桂三輝(サンシャイン)英語の落語、海外の反応は?2019年ニューヨーク公演

2019.11.28

日本の伝統芸能である落語ですが、「歌舞伎Kabuki」「能Noh」が英語圏でも通じる単語であることに比較すると、 「Rakugo」はまだ単語として浸透しておらず、海外の認知度はあまり高くないのかもしれません。

歌舞伎や能は、日本語を理解できなくてもビジュアルで楽しむことができますが、話し手が座ったまま演目を行う落語は、日本語を理解しない外国人には敷居が高いのかもしれません。

カナダ出身の桂三輝(かつらサンシャイン)さんは、400年間続く落語の歴史の中で100年ぶりの、上方落語会では初となる外国人落語家であり、言葉の壁を取り払って落語を世界に広められる大変貴重な存在です。

ニューヨーク公演、海外の反応は?

英語圏では、コメディアンがステージに立ってトークのみで観客を笑わせる、スタンドアップコメディーというものがあります。日本の漫才に近いのかもしれませんが、コンビではなく1人でステージに立つことが多いのが特徴です。

ニューヨークタイムズでは「落語は立たないスタンドアップコメディー」と題され、桂三輝さんのニューヨーク公演が紹介されました。

また、ザ・ニューヨーカーでは、「a big, burly, blond Canadian with a bellowing, rapid-fire style(連射で吠えるがっしりと大きなブロンドのカナダ人)」と称され、落語のスタイルや桂三輝さんの容貌が的確に表現されていました。

いずれの記事も、落語の歴史や、手ぬぐいと扇子を使って座ったままトークを展開するスタイルなどについても言及されており、少しずつではあるものの着実に落語の認知度が上がってきているように読み取れます。

ブロードウェイでは、人気演目の公演期間が延長されるということが珍しくはないものの、桂三輝さんの公演も延長が決まっており、その人気ぶりが分かります。

桂三輝(かつら・サンシャイン)英語の落語とは?

日本語と英語の両方の言語を理解しているからといって、簡単に観客を笑いの渦に巻き込むような落語の演目を行うことができるわけではありません。

外国語から日本語に訳された書籍を読んでいて、なんとなくピンとこない部分があると感じたことはないでしょうか。

たとえば、英語圏やヨーロッパの物語によく出てくる食べ物のミルク粥など、言葉は聞いたことがあっても、馴染みがなく美味しそうに思えないかもしれません。

それと同じで、たとえば「おはぎ」を英語で「ご飯とお餅の間のようなものが豆のペーストで包まれている甘い食べもの」と訳しても、英語圏の人たちにはあまりピンとこないばかりか、説明的すぎてテンポよくストーリーを展開することが難しいでしょう。

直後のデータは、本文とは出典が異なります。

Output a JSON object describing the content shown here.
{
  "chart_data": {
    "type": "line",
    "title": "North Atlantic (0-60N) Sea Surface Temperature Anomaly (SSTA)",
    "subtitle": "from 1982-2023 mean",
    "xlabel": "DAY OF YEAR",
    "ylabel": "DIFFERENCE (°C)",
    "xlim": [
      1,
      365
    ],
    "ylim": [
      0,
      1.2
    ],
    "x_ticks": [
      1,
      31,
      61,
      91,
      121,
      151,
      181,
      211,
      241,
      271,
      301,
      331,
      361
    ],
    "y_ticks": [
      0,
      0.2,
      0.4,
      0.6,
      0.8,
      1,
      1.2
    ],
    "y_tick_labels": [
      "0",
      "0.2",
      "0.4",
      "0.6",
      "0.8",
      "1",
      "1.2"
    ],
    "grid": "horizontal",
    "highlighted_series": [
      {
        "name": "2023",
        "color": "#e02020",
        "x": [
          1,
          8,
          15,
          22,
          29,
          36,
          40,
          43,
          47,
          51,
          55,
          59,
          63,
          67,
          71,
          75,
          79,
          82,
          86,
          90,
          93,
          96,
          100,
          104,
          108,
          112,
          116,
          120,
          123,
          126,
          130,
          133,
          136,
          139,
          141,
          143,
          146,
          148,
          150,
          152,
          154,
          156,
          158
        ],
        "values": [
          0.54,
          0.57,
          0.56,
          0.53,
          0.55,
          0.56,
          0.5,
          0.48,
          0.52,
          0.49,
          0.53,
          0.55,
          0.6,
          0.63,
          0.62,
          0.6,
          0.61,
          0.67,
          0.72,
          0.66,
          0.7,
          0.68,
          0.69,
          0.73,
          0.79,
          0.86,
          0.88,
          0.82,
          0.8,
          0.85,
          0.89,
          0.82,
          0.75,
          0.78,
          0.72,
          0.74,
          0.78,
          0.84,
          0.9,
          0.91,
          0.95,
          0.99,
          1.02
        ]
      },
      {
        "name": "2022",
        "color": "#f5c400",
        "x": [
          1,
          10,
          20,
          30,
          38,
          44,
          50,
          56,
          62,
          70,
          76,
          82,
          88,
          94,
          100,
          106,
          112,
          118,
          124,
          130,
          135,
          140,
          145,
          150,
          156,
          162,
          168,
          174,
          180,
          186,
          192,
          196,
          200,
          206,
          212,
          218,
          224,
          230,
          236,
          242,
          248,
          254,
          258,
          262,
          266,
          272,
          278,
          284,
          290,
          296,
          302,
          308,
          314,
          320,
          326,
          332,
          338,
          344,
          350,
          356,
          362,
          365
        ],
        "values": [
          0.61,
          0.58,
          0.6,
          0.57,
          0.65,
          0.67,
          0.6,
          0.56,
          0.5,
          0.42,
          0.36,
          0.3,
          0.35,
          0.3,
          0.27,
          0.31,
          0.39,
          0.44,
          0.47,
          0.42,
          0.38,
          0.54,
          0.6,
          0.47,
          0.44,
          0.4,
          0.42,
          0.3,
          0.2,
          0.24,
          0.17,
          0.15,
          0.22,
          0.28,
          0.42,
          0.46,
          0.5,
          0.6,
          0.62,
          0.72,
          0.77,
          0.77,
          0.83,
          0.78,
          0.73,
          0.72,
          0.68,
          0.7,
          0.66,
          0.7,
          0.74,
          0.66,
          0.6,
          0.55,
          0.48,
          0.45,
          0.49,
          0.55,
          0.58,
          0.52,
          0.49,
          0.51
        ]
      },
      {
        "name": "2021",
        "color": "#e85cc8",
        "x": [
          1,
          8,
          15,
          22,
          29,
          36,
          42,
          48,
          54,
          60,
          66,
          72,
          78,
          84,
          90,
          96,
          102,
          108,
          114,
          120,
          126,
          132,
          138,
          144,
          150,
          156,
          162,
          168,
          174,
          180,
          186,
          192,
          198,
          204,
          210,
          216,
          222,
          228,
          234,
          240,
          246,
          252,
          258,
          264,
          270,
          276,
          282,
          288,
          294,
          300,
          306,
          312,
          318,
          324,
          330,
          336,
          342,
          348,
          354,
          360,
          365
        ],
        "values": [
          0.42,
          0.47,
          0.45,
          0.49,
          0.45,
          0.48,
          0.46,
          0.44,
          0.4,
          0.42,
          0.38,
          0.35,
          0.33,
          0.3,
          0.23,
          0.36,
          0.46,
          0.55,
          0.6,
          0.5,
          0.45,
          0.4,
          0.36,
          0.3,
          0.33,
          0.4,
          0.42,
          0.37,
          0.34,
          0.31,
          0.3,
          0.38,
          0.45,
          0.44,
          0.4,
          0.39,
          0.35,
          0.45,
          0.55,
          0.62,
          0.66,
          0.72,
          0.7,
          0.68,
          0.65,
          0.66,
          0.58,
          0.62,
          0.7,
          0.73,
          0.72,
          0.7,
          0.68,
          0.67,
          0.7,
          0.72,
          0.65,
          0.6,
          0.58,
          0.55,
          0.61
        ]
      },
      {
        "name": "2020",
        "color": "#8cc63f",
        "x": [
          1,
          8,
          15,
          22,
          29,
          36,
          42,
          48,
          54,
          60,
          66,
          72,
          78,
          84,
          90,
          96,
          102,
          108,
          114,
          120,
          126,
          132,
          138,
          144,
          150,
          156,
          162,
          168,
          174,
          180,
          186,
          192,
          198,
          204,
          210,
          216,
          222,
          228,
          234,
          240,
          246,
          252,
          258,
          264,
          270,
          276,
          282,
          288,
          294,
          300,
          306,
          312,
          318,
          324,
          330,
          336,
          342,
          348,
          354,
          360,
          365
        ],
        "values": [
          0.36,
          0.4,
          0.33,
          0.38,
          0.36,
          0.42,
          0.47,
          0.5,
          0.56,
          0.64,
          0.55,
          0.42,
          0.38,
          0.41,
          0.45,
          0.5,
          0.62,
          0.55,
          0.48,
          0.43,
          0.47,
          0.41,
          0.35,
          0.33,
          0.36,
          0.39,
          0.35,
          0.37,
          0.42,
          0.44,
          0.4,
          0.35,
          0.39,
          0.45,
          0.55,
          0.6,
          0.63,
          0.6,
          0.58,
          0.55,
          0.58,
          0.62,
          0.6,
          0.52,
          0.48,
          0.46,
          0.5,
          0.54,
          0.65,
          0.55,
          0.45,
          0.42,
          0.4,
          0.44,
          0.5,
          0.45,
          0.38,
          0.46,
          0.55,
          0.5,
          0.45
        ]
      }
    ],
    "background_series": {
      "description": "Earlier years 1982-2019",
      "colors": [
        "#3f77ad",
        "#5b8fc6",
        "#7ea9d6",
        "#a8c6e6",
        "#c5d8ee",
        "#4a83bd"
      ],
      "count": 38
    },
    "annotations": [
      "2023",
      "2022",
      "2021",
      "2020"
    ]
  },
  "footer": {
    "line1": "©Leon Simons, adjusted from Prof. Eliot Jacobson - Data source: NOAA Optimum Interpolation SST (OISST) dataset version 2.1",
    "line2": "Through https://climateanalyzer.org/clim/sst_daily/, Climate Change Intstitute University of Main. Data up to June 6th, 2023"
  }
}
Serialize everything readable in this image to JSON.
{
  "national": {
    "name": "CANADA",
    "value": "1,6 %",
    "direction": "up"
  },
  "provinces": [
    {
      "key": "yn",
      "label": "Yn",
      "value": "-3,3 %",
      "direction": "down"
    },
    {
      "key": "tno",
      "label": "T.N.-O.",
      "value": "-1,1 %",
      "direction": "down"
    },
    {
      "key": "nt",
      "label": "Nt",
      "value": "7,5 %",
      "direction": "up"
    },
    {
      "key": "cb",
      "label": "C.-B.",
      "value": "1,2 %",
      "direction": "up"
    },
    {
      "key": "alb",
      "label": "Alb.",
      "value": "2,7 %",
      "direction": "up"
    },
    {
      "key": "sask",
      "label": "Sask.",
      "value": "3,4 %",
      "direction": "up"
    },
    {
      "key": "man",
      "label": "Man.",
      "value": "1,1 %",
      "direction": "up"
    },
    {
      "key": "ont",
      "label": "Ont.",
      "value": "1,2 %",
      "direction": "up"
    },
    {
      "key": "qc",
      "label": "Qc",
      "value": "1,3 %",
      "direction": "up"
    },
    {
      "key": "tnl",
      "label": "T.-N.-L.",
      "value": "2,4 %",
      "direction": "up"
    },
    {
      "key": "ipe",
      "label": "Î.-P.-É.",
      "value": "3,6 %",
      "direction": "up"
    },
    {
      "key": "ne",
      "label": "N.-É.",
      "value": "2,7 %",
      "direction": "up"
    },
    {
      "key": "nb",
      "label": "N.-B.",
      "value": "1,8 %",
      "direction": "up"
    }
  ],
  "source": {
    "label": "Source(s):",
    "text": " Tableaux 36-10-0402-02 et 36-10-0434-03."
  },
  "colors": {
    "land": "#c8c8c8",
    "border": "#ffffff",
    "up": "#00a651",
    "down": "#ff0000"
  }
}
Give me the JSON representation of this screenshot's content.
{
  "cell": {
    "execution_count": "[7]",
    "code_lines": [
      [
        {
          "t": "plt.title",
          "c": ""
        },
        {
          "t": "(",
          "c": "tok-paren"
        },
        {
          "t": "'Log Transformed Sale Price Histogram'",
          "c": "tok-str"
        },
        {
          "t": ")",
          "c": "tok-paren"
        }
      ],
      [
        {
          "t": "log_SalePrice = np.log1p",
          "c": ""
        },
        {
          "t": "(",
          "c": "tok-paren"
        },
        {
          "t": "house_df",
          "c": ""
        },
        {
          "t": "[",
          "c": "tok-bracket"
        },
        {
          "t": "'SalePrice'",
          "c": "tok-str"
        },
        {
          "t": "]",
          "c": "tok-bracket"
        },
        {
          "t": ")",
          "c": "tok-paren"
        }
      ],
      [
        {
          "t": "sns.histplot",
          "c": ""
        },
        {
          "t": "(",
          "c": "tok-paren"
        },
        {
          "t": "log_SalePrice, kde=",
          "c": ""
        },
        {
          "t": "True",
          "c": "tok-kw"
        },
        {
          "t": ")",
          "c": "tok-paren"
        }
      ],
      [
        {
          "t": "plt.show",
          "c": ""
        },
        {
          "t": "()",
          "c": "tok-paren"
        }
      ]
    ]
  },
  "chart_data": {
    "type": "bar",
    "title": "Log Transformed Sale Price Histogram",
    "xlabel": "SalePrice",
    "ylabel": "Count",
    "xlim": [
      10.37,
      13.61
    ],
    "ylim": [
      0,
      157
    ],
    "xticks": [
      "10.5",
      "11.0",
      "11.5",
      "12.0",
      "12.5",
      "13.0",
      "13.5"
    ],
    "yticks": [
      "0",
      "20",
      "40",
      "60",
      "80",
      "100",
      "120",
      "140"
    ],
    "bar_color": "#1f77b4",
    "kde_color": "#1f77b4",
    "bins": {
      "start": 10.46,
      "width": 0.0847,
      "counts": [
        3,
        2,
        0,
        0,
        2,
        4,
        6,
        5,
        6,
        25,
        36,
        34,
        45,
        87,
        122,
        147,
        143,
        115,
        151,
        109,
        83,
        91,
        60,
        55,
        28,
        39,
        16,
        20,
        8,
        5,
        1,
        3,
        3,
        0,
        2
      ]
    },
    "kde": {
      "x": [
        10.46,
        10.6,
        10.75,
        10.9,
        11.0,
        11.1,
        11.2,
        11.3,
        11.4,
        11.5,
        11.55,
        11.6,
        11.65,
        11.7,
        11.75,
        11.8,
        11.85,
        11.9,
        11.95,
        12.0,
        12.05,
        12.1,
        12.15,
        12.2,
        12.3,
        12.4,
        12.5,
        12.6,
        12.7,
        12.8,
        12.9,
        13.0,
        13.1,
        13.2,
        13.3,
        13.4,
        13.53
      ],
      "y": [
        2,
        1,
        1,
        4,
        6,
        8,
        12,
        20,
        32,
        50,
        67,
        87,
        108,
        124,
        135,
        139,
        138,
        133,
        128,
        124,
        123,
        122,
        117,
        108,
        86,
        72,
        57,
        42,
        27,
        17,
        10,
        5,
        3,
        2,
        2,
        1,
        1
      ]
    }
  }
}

だからと言って、「おはぎ」を「ケーキ」や「ビスケット」と訳してしまえば、観客が日本の風景をイメージしにくくなり、ストーリーの情緒が失われてしまうことでしょう。(落語に「おはぎ」が出てくるかどうかはさておき)

桂三輝さんの英語の落語には、観客がイメージしにくい言葉や、誤ったイメージを与えてしまう表現がないばかりか、そういった言語における違和感を利用して、観客の笑いを誘うことさえあります。

桂三輝さんは、古典落語を海外の人が楽しめるように訳すだけではなく、師匠の6代目桂文枝が得意とする創作落語を引き継ぎつつ、カナダで劇作家として活躍していた経験も生かした、オリジナルの落語も手掛けます。

海外に日本の落語を広めるために

トロント大学で古典演劇を学んでいた桂三輝さんは、能に興味を持って来日し、偶然出会った落語に感銘を受けます。その後、ご自身と同じように海外の方たちに感銘を与えるべく、世界の様々な国で落語を広める活動をしています。

桂三輝さんの「日本の文化を広めたい」という想いが弊社の想いとも重なり、弊社では2016年のロンドン、エジンバラ、フランス公演、2017年のロンドン・ウエストエンドのロングラン公演の総合プロヂュースを承りました。2019年のニューヨークでは、主にブランディングを担当いたしました。

今後も、同じような想いを持つアーティストやパフォーマーの方たちの手助けができればと感じております。